Rock's career, however, was not a linear progression. The availability of the state's Test stars, and his own medical examinations, precluded further matches that season: he satisfied himself by topping the Sydney grade averages with 655 runs at 55. There seemed much to look forward to when he began the 1925-6 season with 151 in a helter-skelter session against Western Australia at the SCG, but he was dynamited out by Jack Gregory and stranded by Arthur Mailey when representing the Rest in a pre-Ashes tour trial game against Australia a fortnight later. There were no further opportunities. Rock went all the way to Adelaide to be twelfth man for New South Wales soon after; his remaining two first-class innings were at number seven, beginning at five for 291 and five for 465 respectively, and Australia sailed for England without him.
There may have been some pique involved in Rock's decision to renounce the game when he graduated as a doctor, rather than a Test cricketer, in 1926. Australian cricket had already featured its share of doctors: Tup Scott, John Barrett, Roy Minnett, Percy Charlton, Roley Pope and Claude Tozer. And in the mid-1920s, doctor and also dentists were surprisingly thick on ground in Sheffield Shield cricket: New South Wales had Eric Barbour, Queensland had Otto Nothling and Percy Hornibrook, Victoria Roy Park and Albert Hartkopf, South Australia Harry Fisher and Norman Williams.
Examples known to Rock also suggested that a professional career need not have cramped his cricket style. One of his King's School contemporaries, Dr Reg Bettington, was at that stage a star leg-break bowler for Oxford and Middlesex; one of his Sydney University comrades, Dr Jim Bogle, also scored a century on debut for New South Wales before moving onto medical practice in Port Douglas. And Rock's New South Wales contemporary Johnny Taylor was still a Test player despite the demands of his dentistry exams.
Donald Bradman's first nine first-class innings not two years later yielded only 282 runs - barely a third as many as Rock's
Perhaps, however, Rock had diagnosed in himself an irreversible medical condition: age. He turned 30 in October. This need not have been a handicap, except that Australia was coming to the end of the cricket Kondratieff that had begun with the AIF team of 1919, and was heavy with famous, decorated but declining players: Collins (37), Macartney (40), Bardsley (43), Mailey (40) and even, by that stage, Gregory (31).

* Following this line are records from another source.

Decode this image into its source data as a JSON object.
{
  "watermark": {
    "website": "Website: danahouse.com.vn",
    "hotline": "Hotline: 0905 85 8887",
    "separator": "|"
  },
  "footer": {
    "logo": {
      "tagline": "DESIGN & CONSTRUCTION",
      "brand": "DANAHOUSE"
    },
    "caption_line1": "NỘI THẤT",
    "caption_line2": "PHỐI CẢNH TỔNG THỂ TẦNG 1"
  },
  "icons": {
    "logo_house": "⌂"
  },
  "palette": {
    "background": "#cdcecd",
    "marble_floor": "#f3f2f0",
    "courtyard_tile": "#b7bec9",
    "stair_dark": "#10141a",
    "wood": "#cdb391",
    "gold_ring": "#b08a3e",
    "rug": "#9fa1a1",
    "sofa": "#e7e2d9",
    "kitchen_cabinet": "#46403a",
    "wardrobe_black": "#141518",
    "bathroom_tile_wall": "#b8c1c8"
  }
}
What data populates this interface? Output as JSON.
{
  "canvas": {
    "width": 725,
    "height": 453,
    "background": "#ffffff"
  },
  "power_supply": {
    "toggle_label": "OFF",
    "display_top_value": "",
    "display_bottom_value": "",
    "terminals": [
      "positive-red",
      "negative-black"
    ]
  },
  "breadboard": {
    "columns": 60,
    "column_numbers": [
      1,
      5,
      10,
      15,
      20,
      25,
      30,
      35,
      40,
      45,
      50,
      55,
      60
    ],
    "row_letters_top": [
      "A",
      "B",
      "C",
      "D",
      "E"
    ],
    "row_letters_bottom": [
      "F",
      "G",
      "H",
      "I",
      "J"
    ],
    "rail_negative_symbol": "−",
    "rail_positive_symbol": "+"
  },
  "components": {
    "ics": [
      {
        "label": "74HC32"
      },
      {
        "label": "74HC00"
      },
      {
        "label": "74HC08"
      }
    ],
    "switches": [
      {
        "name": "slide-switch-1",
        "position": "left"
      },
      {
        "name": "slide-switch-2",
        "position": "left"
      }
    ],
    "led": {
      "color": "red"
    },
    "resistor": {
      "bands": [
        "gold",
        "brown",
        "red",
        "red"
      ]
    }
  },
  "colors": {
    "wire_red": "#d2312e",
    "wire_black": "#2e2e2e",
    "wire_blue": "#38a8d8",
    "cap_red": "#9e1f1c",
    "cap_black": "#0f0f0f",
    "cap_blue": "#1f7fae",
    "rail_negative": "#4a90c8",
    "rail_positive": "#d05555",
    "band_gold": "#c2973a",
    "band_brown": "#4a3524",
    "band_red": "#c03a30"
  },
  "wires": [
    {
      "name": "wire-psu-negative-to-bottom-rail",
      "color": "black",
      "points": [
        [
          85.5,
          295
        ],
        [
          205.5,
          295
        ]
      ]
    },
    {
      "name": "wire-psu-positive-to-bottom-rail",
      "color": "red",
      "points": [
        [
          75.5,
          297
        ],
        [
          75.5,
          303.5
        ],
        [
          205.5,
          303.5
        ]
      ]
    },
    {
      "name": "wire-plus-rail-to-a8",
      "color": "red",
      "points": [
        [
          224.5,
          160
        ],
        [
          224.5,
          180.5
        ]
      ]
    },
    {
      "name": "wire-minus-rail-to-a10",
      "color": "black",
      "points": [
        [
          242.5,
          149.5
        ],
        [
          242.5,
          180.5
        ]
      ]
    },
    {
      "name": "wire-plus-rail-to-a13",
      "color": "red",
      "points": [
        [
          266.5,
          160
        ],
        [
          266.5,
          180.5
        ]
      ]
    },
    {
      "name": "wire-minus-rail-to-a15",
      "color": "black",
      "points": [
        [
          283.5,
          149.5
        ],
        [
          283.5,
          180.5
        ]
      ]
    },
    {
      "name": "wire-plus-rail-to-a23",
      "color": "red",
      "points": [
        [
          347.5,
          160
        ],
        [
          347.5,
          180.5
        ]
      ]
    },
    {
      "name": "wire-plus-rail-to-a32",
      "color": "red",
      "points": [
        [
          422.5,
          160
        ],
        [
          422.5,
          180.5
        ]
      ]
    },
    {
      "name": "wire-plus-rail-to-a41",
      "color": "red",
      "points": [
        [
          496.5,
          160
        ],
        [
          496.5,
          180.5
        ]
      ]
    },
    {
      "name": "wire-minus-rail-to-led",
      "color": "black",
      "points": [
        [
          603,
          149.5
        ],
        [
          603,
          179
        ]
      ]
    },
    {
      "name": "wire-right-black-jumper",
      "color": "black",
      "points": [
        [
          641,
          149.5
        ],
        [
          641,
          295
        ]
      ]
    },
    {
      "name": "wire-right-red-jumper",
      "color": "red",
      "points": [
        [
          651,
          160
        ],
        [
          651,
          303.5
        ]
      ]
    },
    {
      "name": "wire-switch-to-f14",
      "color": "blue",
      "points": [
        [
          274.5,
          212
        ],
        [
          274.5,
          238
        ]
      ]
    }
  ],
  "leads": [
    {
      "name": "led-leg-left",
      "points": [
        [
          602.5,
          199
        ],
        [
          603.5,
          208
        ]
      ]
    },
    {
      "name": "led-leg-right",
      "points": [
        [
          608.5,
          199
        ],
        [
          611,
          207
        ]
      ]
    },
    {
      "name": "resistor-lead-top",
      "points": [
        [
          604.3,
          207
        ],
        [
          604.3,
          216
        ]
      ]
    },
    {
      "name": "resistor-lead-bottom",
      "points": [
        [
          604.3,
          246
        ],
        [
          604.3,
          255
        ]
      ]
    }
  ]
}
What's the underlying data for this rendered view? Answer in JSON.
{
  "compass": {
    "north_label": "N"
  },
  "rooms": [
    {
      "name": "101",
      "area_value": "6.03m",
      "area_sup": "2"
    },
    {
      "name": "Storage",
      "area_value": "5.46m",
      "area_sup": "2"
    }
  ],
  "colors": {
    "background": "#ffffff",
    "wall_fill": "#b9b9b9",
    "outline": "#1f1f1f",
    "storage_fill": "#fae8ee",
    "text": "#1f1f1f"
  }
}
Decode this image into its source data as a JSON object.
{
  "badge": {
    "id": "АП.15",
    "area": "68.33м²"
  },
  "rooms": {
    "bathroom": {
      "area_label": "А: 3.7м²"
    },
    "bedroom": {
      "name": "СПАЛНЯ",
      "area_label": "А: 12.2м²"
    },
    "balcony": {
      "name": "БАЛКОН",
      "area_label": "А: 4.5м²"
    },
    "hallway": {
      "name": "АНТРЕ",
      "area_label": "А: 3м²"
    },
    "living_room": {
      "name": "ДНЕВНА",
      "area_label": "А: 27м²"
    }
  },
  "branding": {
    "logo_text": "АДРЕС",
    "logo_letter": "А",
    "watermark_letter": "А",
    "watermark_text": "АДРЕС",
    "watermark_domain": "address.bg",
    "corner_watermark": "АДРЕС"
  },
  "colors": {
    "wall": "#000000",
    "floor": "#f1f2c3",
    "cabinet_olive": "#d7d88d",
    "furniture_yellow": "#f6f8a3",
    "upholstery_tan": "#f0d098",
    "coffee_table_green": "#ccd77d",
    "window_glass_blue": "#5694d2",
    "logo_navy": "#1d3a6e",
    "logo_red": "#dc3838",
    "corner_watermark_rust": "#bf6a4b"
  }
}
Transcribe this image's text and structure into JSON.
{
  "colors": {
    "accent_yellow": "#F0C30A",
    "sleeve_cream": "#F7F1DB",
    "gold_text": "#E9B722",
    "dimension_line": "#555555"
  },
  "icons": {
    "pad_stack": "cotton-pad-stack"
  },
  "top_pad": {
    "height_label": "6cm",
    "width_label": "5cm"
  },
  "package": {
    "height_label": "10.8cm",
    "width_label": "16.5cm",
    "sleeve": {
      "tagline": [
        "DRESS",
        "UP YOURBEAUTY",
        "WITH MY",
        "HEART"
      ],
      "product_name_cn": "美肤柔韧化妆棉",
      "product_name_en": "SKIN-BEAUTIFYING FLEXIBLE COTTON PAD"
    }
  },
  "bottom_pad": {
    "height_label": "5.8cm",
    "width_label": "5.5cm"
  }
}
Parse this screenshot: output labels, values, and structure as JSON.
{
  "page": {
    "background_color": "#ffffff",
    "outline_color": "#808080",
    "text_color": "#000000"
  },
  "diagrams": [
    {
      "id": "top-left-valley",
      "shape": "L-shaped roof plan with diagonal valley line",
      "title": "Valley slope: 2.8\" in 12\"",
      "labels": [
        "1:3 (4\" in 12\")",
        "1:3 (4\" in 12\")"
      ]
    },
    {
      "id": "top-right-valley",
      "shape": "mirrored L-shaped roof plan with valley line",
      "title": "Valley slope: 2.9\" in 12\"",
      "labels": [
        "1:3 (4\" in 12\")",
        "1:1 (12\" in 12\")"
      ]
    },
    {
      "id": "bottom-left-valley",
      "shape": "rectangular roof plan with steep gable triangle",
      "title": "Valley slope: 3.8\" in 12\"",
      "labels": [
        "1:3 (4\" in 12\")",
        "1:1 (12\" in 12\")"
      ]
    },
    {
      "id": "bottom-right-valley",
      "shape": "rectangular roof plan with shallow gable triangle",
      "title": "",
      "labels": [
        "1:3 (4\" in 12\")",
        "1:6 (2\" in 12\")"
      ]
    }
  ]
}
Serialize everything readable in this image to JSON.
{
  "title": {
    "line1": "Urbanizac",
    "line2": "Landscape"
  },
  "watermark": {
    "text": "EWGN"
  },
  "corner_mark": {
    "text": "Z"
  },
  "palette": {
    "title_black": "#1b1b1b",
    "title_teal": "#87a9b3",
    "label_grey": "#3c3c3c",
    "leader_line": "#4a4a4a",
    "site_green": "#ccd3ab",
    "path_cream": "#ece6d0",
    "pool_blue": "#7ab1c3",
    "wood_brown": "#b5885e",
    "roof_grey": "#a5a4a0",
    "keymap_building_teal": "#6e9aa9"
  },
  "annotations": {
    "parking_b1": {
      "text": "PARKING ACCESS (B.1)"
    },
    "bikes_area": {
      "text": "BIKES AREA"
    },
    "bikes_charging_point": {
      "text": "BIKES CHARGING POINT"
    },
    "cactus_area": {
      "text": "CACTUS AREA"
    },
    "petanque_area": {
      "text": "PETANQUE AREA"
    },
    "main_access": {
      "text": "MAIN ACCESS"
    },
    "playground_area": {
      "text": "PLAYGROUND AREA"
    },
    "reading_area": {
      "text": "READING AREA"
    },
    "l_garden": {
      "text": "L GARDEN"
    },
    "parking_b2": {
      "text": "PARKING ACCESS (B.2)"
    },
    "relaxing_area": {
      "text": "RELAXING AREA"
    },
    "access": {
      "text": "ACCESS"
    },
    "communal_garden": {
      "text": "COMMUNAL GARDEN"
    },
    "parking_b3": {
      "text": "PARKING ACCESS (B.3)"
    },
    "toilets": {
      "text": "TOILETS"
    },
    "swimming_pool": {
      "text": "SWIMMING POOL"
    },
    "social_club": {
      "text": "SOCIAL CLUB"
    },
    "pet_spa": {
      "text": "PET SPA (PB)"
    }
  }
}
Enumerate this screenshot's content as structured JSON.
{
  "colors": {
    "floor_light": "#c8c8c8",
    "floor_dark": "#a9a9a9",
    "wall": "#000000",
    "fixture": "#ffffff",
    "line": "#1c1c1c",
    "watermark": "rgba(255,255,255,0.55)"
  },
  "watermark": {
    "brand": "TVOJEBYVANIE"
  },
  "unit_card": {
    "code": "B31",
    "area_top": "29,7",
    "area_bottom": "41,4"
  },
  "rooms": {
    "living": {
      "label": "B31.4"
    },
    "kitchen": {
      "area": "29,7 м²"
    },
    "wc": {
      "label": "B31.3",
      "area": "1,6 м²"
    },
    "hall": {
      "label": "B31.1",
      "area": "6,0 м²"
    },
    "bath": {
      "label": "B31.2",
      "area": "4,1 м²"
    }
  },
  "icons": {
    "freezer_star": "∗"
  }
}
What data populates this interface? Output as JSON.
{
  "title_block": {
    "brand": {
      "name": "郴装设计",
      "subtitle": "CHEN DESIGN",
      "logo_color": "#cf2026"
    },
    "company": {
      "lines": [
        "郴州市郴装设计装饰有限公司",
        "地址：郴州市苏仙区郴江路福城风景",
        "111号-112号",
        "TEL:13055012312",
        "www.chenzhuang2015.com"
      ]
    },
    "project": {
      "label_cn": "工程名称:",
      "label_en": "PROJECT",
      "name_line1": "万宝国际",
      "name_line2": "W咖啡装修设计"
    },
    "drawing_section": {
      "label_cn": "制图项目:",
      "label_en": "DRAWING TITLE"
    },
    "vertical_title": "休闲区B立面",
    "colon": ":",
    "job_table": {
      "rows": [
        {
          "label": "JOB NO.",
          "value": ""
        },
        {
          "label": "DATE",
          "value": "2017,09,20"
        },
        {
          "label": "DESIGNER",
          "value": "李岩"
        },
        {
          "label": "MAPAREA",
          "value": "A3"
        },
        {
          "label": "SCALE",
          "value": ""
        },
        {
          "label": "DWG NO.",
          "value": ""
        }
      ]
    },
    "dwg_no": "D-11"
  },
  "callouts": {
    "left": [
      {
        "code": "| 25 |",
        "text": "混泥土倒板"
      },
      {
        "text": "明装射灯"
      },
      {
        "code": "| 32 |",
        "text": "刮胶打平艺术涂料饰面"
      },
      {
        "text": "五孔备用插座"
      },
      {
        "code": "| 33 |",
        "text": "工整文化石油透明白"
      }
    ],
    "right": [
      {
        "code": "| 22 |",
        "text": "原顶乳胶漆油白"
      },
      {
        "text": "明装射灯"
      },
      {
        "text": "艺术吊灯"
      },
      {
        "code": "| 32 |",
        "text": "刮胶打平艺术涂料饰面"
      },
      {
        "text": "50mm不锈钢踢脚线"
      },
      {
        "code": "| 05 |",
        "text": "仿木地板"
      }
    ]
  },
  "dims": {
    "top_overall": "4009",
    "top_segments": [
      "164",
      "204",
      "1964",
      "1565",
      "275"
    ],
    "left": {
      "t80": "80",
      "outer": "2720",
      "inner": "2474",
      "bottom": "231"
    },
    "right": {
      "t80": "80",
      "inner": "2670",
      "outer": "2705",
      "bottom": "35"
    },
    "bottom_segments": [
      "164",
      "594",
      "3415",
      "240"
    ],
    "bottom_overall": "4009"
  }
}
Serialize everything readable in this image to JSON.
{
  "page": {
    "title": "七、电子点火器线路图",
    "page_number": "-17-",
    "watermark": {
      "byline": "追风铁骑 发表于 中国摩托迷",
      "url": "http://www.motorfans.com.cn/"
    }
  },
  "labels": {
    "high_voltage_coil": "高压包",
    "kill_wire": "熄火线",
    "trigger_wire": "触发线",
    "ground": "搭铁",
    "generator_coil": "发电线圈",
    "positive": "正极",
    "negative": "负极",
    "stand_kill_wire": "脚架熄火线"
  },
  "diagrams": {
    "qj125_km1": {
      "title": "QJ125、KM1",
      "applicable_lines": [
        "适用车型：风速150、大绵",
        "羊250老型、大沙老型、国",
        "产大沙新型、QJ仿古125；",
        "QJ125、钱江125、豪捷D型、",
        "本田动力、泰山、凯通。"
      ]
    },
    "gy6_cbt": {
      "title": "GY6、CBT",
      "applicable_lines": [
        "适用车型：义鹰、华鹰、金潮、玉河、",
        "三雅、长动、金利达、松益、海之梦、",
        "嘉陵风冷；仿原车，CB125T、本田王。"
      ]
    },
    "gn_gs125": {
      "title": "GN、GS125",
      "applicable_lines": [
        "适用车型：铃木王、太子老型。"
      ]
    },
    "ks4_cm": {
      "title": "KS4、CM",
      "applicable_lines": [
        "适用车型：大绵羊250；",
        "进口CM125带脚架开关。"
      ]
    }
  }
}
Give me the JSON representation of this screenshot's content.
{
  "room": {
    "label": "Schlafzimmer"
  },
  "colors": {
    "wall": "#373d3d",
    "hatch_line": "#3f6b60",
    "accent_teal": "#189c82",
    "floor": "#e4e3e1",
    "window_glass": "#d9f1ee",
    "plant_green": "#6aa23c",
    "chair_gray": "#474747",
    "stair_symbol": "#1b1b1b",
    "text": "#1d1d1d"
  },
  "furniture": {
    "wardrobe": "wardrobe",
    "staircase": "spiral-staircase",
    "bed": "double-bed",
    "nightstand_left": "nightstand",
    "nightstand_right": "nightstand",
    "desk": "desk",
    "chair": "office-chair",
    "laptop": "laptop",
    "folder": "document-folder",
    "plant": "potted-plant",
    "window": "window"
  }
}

Rock apparently queried captain Herbie Collins about his lack of opportunities and was informed that his knees had been held against him - there were concerns about his fielding. This was a little unkind - Rock had more than stood in for injured keepers in games - but was probably influenced by the decreasing mobility of the Australian Test team of the day.
Rock's example, then, reminds us that the establishment of a career needs more than just one's own excellence; the time must also be ripe. Donald Bradman's first nine first-class innings not two years later yielded only 282 runs - barely a third as many as Rock's - but his state place was never in jeopardy: by that stage, Australia had lost the Ashes, taking that senior playing generation with them. Rock had to be content with leaving an outcrop submerged by the tide of events, which re-emerged to engage the browsing eye only with that tide's withdrawal.